Context: As for st. 8.

Notes: [1, 2, 4] sú bœti-Þrúðr dreyrugra benja ‘that curing-Þrúðr <goddess> of bloody wounds [VALKYRIE = Hildr]’: A kenning with a specific reference to Hildr, formed similarly to ósk-Rôn ofþerris æða ‘the desiring-Rán <goddess> of the excessive drying of veins [VALKYRIE = Hildr]’ (st. 8/1, 2) and hristi-Sif hringa ‘shaking-Sif <goddess> of rings [VALKYRIE = Hildr]’ (st. 8/5), where the base-word is a cpd of an adj. formed from a verb (or, in the case of ósk-Rôn, a noun) plus goddess name (in this case Þórr’s daughter Þrúðr) and the determinant alludes to Hildr’s life-threatening, battle-promoting intentions. This kenning must be ironic; Hildr cured wounds in order to revive the warriors to fight again. — [1] til bleyði ‘for the sake of cowardice’: The sense is that Hildr did not offer Hǫgni the neck-ring in order to prevent her father fighting by presenting him with atonement for Heðinn’s abduction of her. Rather, her intention was the opposite. Exactly how she provoked Hǫgni is not clear.

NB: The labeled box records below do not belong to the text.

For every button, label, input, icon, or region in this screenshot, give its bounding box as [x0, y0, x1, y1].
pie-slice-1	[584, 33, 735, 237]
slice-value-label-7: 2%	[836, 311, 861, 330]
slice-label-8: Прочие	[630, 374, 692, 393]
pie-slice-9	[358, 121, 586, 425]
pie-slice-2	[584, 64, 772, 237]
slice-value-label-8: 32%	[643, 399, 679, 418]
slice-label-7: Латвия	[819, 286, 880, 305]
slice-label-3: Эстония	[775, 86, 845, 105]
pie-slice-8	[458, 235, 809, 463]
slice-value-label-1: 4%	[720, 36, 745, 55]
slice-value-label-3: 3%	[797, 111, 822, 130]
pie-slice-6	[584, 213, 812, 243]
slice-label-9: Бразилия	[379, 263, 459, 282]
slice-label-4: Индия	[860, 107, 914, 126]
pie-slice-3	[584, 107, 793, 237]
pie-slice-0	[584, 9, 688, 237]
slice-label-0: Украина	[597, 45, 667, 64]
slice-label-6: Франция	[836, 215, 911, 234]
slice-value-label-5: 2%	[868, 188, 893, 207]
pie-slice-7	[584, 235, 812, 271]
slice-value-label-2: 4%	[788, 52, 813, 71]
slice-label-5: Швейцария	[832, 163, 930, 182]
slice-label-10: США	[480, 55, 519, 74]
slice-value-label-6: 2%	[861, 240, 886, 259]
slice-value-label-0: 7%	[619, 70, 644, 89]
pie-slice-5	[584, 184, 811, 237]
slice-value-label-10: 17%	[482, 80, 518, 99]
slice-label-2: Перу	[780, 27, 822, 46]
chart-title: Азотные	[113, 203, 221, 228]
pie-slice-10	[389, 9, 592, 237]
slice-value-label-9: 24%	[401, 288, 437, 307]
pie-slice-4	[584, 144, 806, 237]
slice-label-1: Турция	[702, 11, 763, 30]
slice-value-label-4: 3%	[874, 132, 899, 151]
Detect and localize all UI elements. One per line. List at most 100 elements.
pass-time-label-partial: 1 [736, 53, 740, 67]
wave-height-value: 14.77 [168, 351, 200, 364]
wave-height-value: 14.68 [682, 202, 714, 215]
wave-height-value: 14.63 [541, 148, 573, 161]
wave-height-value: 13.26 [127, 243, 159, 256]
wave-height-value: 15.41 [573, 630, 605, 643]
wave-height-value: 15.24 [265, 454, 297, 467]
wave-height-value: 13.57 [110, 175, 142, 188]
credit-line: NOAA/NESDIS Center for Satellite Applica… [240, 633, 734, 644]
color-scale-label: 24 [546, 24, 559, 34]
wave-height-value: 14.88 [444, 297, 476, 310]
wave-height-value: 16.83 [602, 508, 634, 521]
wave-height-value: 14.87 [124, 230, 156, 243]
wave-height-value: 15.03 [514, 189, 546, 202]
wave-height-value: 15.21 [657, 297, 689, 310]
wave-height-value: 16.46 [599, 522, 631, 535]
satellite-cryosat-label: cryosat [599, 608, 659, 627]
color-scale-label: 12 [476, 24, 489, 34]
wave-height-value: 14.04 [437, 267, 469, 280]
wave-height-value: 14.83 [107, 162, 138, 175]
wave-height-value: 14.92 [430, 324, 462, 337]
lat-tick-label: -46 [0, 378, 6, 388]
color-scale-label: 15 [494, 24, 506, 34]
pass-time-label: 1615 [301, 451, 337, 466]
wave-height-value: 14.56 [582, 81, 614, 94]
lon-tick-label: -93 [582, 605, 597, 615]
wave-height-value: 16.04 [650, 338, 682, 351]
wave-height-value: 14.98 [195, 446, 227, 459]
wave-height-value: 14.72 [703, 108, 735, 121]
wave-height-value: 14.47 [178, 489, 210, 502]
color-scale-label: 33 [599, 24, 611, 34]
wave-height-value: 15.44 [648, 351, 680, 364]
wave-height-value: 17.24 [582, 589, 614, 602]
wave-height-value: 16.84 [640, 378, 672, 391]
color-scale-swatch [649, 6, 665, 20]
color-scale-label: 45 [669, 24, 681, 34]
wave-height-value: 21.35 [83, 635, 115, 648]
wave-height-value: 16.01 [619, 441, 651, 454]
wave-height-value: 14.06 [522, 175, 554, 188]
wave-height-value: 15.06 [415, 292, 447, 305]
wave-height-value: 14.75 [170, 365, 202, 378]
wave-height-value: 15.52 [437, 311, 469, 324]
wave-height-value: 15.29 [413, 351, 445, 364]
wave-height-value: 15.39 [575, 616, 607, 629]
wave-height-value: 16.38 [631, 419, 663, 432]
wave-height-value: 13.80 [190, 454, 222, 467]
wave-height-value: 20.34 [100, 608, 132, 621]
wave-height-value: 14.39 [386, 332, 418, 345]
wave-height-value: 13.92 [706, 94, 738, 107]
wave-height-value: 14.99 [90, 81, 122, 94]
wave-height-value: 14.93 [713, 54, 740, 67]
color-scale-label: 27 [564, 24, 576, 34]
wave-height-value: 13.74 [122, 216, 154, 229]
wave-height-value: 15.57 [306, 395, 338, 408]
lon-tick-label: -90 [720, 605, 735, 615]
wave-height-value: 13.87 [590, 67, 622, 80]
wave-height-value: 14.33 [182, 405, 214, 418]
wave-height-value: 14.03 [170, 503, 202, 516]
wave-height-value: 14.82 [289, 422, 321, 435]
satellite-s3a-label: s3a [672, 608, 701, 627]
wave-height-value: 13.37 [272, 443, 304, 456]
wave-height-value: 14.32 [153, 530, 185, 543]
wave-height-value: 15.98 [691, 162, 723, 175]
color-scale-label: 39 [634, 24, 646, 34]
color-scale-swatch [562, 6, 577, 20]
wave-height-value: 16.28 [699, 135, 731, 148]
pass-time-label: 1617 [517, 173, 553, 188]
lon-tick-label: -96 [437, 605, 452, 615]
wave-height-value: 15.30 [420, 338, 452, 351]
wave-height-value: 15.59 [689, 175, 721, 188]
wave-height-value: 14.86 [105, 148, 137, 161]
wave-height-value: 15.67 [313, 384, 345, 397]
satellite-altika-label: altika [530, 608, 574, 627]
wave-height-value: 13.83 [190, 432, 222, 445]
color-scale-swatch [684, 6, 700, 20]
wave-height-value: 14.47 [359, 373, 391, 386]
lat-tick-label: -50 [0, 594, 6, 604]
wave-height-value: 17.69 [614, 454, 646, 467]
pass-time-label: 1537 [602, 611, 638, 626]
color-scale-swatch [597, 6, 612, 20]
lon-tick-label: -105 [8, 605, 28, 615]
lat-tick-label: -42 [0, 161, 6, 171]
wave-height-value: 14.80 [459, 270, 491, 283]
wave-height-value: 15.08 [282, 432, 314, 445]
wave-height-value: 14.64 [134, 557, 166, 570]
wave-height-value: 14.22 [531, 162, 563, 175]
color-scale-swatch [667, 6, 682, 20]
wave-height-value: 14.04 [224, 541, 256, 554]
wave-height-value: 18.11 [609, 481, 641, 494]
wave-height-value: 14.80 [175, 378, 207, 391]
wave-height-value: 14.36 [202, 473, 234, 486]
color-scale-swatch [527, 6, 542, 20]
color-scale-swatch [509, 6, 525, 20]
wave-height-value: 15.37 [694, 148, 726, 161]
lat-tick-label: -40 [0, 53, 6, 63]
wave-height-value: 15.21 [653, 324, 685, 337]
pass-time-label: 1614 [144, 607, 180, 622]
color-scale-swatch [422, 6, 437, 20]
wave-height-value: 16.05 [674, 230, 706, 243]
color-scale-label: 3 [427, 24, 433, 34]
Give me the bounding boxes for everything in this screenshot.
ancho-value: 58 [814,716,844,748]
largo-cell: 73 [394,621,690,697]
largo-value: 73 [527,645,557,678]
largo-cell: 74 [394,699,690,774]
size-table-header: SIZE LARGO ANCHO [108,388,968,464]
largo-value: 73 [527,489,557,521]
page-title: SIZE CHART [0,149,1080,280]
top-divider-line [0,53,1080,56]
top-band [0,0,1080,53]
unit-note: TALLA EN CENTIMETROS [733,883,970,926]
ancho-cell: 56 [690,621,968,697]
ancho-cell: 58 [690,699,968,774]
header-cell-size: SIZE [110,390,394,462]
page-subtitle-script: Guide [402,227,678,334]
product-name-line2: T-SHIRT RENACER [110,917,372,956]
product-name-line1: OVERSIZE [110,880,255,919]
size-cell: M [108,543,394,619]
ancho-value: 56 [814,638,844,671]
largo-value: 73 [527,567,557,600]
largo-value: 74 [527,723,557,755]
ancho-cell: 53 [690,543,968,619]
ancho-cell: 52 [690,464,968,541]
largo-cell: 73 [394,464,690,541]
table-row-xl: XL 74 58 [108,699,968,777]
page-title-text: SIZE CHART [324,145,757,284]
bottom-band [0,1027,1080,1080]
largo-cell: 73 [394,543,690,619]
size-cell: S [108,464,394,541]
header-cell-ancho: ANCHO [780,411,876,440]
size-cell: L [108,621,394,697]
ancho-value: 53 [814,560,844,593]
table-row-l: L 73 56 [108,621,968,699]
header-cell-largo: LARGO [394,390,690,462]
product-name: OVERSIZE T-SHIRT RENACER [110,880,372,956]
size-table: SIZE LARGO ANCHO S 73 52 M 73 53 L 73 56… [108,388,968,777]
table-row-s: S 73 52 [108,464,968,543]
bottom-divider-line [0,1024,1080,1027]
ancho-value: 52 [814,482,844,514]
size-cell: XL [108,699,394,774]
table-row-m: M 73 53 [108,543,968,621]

Snorri’s prose account states only that she made it plain that Heðinn would not capitulate. For a view that shameful connotations of the ring itself may have played a part in her provocation, see Clunies Ross (1973b). — [7-8] at sinna með lifru algífris ulfs ‘to accompany the sister of the complete monster of a wolf [Fenrir] [= Hel]’: The general sense of the lines is that Hildr incited the princes (Hǫgni and Heðinn) to join the company of Hel, guardian of the dead and the underworld, that is, she egged them on to their deaths. Hel was one of three monstrous offspring of the god Loki, another of whom was the wolf, Fenrir, referred to here. The status of the word algífris ‘completely monstrous’ (l. 8) is debated. It is here understood as a descriptive gen. of algífri ‘complete monster’ (so SnE 1998, II, 233), taken with ulfs (l. 7), so ‘of the complete monster of a wolf’. Finnur Jónsson (Skj B) takes ulfs with lifru ‘sister’ (l. 8) and construes til at rejse til det fuldkomne uhyre, ulvens søster ‘to travel to the complete monster, the wolf’s sister’. Kock (NN §193, though not in Skald) takes algífris with lifru to form a cpd, construing ulfs algífrislifru ‘the wolf’s very monstrous sister’. — [8] lifru ‘the sister’: A hap. leg. in recorded poetry although the m. equivalent lifri is a little more common (see LP: lifra, lifri; AEW: lifr ‘liver’).